29.08.2011

 LES MUTUELLES ET LES PATIENTS DENONCENT LA TAXE SUR LES CONTRATS SANTE

 Le plan de redressement des finances publiques présenté par le gouvernement, qui alourdit la taxation des complémentaires santé avec une hausse de 3,5 points de la taxe spéciale sur les conventions d’assurance (TSCA) qui pèsera à hauteur de 7%, provoque des réactions en cascade. L’UFC – Que Choisir estime qu’elle se traduira par une nouvelle hausse des cotisations de 20 € par personne et par an.

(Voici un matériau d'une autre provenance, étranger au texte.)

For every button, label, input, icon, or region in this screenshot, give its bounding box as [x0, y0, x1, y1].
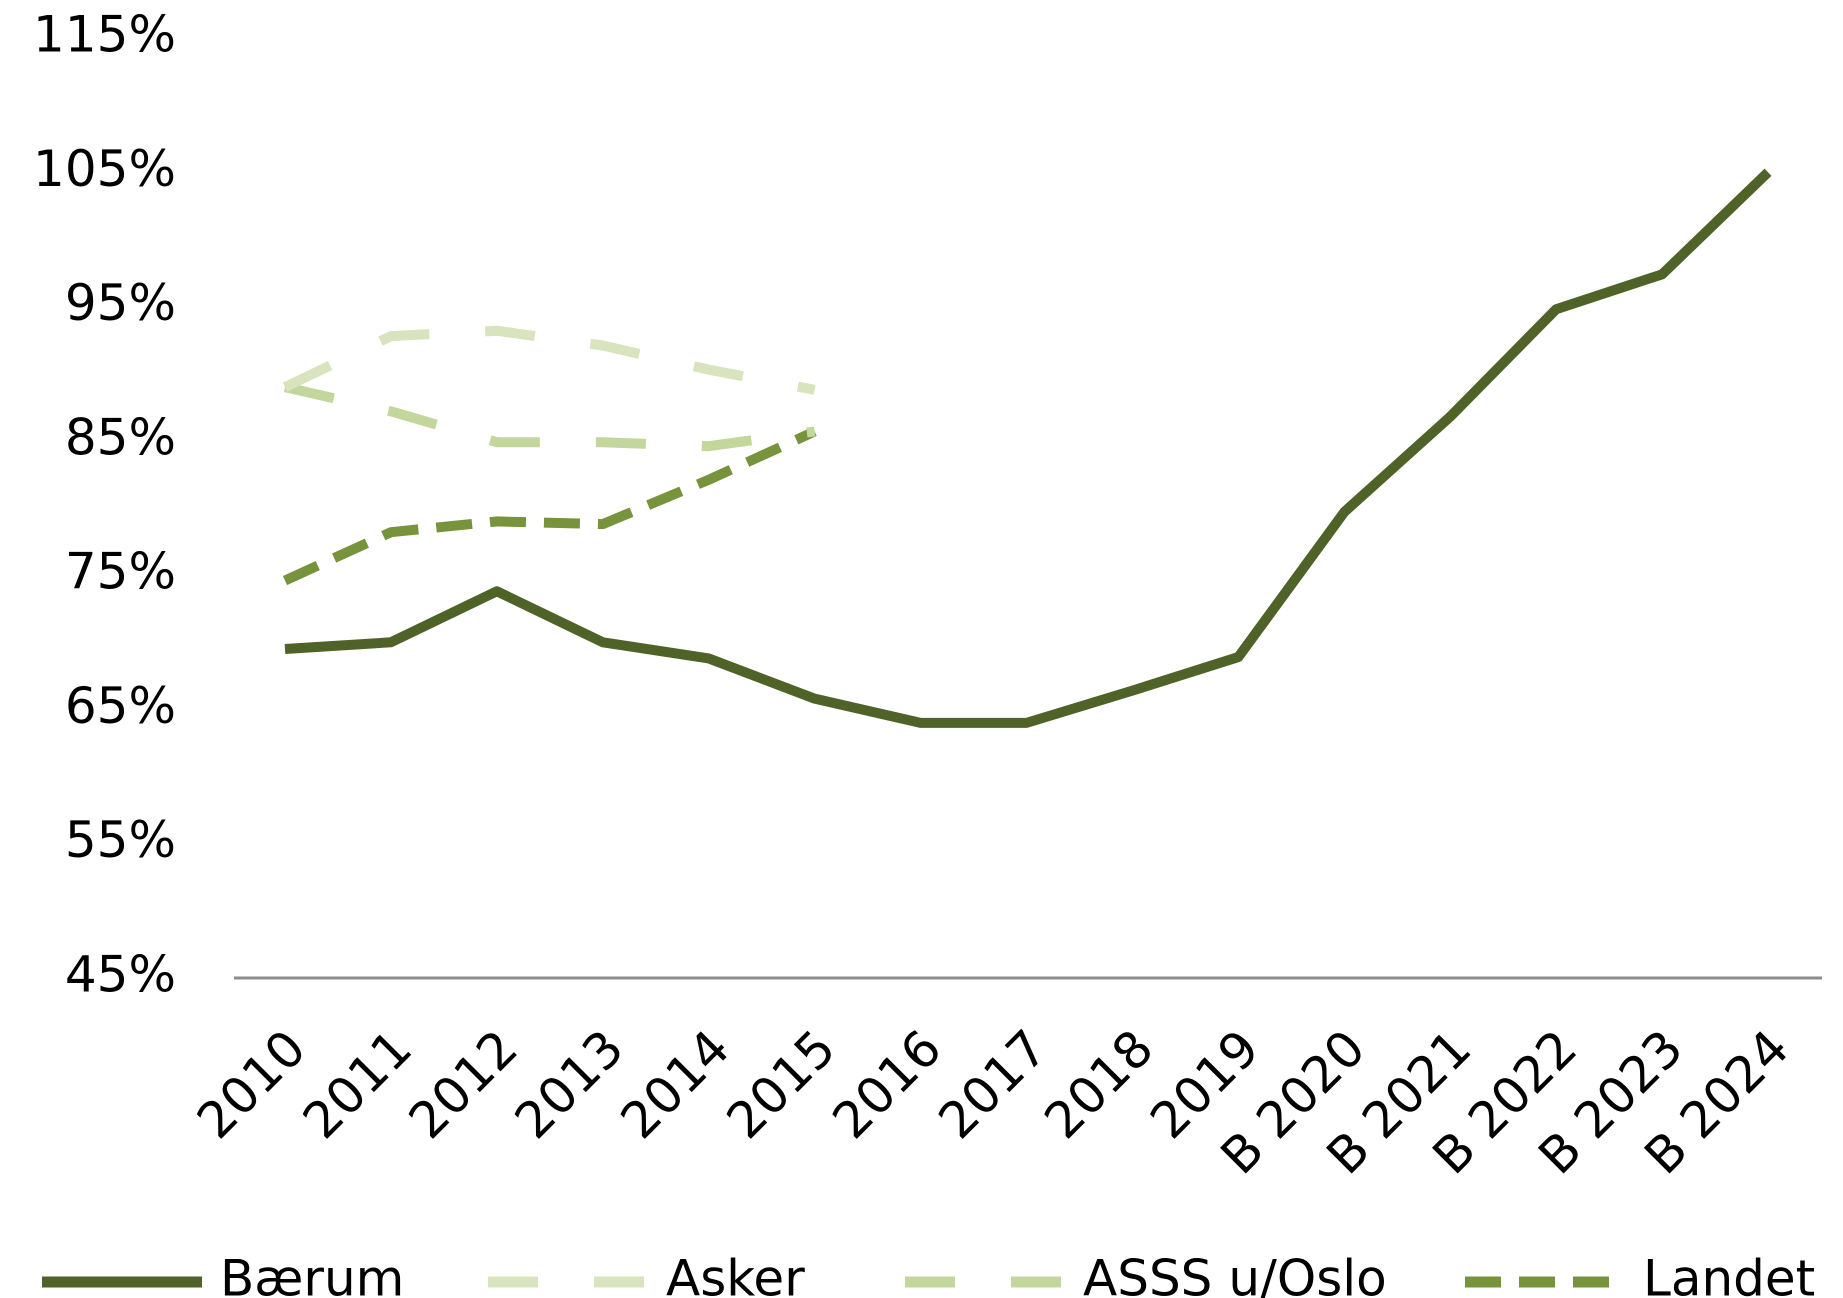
legend-label: Landet	[1643, 1250, 1815, 1298]
y-tick-label: 55%	[65, 811, 176, 869]
series-line	[283, 382, 816, 452]
y-tick-label: 105%	[33, 140, 176, 198]
x-tick-label: 2017	[928, 1019, 1059, 1150]
y-tick-label: 85%	[65, 408, 176, 466]
x-tick-label: 2013	[504, 1019, 635, 1150]
x-tick-label: 2011	[292, 1019, 423, 1150]
y-tick-label: 115%	[33, 6, 176, 64]
legend-label: Asker	[666, 1250, 805, 1298]
x-tick-label: 2010	[186, 1019, 317, 1150]
x-tick-label: 2014	[610, 1019, 741, 1150]
series-line	[284, 168, 1772, 728]
legend-label: Bærum	[220, 1250, 404, 1298]
series-line	[282, 426, 817, 586]
y-tick-label: 65%	[65, 677, 176, 735]
x-tick-label: 2018	[1033, 1019, 1164, 1150]
y-tick-label: 95%	[65, 274, 176, 332]
y-tick-label: 45%	[65, 946, 176, 1004]
y-tick-label: 75%	[65, 543, 176, 601]
x-tick-label: 2016	[822, 1019, 953, 1150]
series-line	[282, 325, 816, 395]
legend-label: ASSS u/Oslo	[1083, 1250, 1387, 1298]
x-tick-label: 2012	[398, 1019, 529, 1150]
x-tick-label: 2015	[716, 1019, 847, 1150]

L’association de défense des consommateurs souligne que cette mesure « prive la puissance publique d’un puissant outil de régulation des contrats », car l’écart de fiscalité entre les contrats solidaires et responsables et les autres sera réduit à 2 points l’an prochain. « On peut alors se demander si le gouvernement mesure le risque représenté par la réapparition des contrats non-solidaires, qui sélectionnent les assurés selon leur état de santé », explique l’UFC – Que Choisir, qui estime que l’écart de taxation sera « insuffisant pour peser sur les comportements des assureurs, qui pourraient être tentés de déraper » en pratiquant la sélection médicale.

Des cotisations plus chères


La Mutualité fonction publique (MFP), qui fédère la quasi-totalité des mutuelles des trois fonctions publiques (Etat, hospitalière, territoriale), dénonce de son côté une « attaque irresponsable des contrats responsables et solidaires ». Alain Arnaud, son président, condamne fermement une nouvelle « charge financière imposée aux mutuelles et à leurs adhérents ». Le renchérissement probable des cotisations constituera un frein supplémentaire à l’acquisition d’une garantie mutualiste, notamment chez les plus jeunes et les plus démunis. « La solidarité est manifestement devenue un luxe de plus en plus taxable », déclare la MFP.

L'accès aux soins en péril


Dénonciation tout aussi vive du côté d’Istya, l’union mutualiste de groupe UMG. Constitué le 6 mai 2011, le groupe Istya est une union mutualiste de groupe (UMG) rassemblant la MGEN, la MNH, la MNT, la MGET et la MAEE (6 millions de personnes protégées pour un chiffre d’affaires de 3,5 Md€). « Ne nous trompons pas : décréter l’état d’urgence et invoquer l’intérêt général pour augmenter la taxation des complémentaires santé ne saurait masquer une entreprise méthodique de démantèlement des politiques d’accès aux soins », déclare Thierry Beaudet, président d’Istya. Enfin, la Fédération des mutuelles de France (FMF, 160 groupements mutualistes adhérant à la FNMF), souligne que cette taxation « ruine un peu plus les efforts de toutes les mutuelles qui se sont engagées pour promouvoir les contrats responsables et solidaires et va, au contraire, encourager la désorganisation de notre système sanitaire et les pratiques mercantiles ». Elle invite « tous ses groupements à intervenir auprès des parlementaires, avec le souci de rassembler les forces sociales, pour que cette nouvelle taxe n’ait pas force de loi ».